Alternative Ways to Harness the Sun's Energy
Since there is a limited amount of fossil fuels left on Earth, scientists have been designing alternative ways to harvest energy from the sun's rays.
The most direct way is through solar-powered energy which can be divided into two categories. First, passive solar energy harnesses just the heat given off from the sun's rays and concentrates that energy to heat water or a greenhouse, etc. Second, scientists use photovoltaic panels to actively transform the energy in the sun's rays into electricity that can be used to power batteries.
Biofuels, like bio diesel are made from low-cost, mass produced sugary plant substances like sugar cane, corn and soy. The sun's energy is stored in the plant's sugars and is distilled into a purified ethanol and used to power machines and automobiles.
Onyx Photovoltaic Estimation is a cool, free app that uses your phone's screen to estimate the amount of power that a photovoltaic panel would generate at any location.
Teen Tech Tip of the Week #26: Explore the Night Sky
Monday, May 20, 2013, 10:06 AM - Tech Tips Posted by LFPL Teen Services
Welcome back to the blog after a bit of a break. We wanted to give you a little extra time for the past two topics, since they are rather difficult to digest. This week we are getting far out and are looking beyond our own planet into the sky and beyond.
Next week (June 1) marks the beginning of LFPL's summer reading for kids and teens and the themes for each are science-related: 'Build Your Brain' and 'Reading is Elemental' (respectively). For the entirety of summer reading we are going to look at a variety of science subjects on the teen blog.

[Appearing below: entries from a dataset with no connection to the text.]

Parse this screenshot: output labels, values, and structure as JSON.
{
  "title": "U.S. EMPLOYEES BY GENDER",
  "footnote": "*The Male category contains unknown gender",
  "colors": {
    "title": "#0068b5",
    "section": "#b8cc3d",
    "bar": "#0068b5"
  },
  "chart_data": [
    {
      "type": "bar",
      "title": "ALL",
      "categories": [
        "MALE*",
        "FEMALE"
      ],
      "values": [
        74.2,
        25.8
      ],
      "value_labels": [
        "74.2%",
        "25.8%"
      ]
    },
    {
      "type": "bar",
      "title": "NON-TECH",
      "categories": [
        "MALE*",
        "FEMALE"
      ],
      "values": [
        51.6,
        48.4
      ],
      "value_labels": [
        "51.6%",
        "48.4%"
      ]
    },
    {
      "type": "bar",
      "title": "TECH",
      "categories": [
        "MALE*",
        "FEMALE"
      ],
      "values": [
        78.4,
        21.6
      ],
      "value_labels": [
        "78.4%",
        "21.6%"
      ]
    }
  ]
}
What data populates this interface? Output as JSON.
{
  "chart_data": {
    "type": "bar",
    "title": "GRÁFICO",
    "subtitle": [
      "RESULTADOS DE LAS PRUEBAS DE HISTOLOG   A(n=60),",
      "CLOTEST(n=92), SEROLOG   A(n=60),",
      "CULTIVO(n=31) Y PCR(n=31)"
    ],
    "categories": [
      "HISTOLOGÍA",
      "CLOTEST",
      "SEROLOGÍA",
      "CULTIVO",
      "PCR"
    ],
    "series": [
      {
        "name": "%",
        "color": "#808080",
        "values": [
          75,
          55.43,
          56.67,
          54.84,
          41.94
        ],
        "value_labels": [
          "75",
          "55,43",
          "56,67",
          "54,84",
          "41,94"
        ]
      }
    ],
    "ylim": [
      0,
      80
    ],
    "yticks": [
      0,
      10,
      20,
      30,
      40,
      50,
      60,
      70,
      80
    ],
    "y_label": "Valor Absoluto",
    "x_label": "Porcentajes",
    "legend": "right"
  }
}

For this post we are going as far out as we can possibly go: outer space! Below are several free resources to explore the entire universe:
Resources for Viewing the Night Sky
Google Earth (View>Explore>Sky, Mars, Moon) is a great place to start finding your place in our universe. Users can view pictures and find links to educational resources directly from a 3D map. Look at terrain features for Mars and take a virtual tour of the Apollo landing mission on the moon.
Stellarium will create a realistic view of the night sky in real time for any location on Earth. View constellations from all over the world including many different cultures.
Celestia is a 3D space travel simulator that allows you to travel through their extensive collection of astronomical bodies. View close ups of planets from our solar system and see the interactions of all objects at any point in the universe's history. Both NASA and the European Space Agency (ESA) utilize Celestia for outreach and public education.
WorldWide Telescope was developed by Microsoft and displays a 3D map of the universe taken from the Hubble telescope and nearly a dozen Earth-bound scopes. Download the Windows client or use the browser-based viewer.
Skychart (Cartes du Ciel) lets you turn your computer into a planetarium by mapping and labeling planets, stars and constellations. Overlap photographs to get a closer look at each object.
Aladin is a great tool for researchers that lets you browse through maps, images and dozens of databases of scientific research.
Louisville Astronomical Society - Since 1931, the LAS has been gazing and educating Louisville on our solar system and beyond. They offer monthly public star viewing at their Urban Astronomy Center located at E.P. Tom Saywer Park.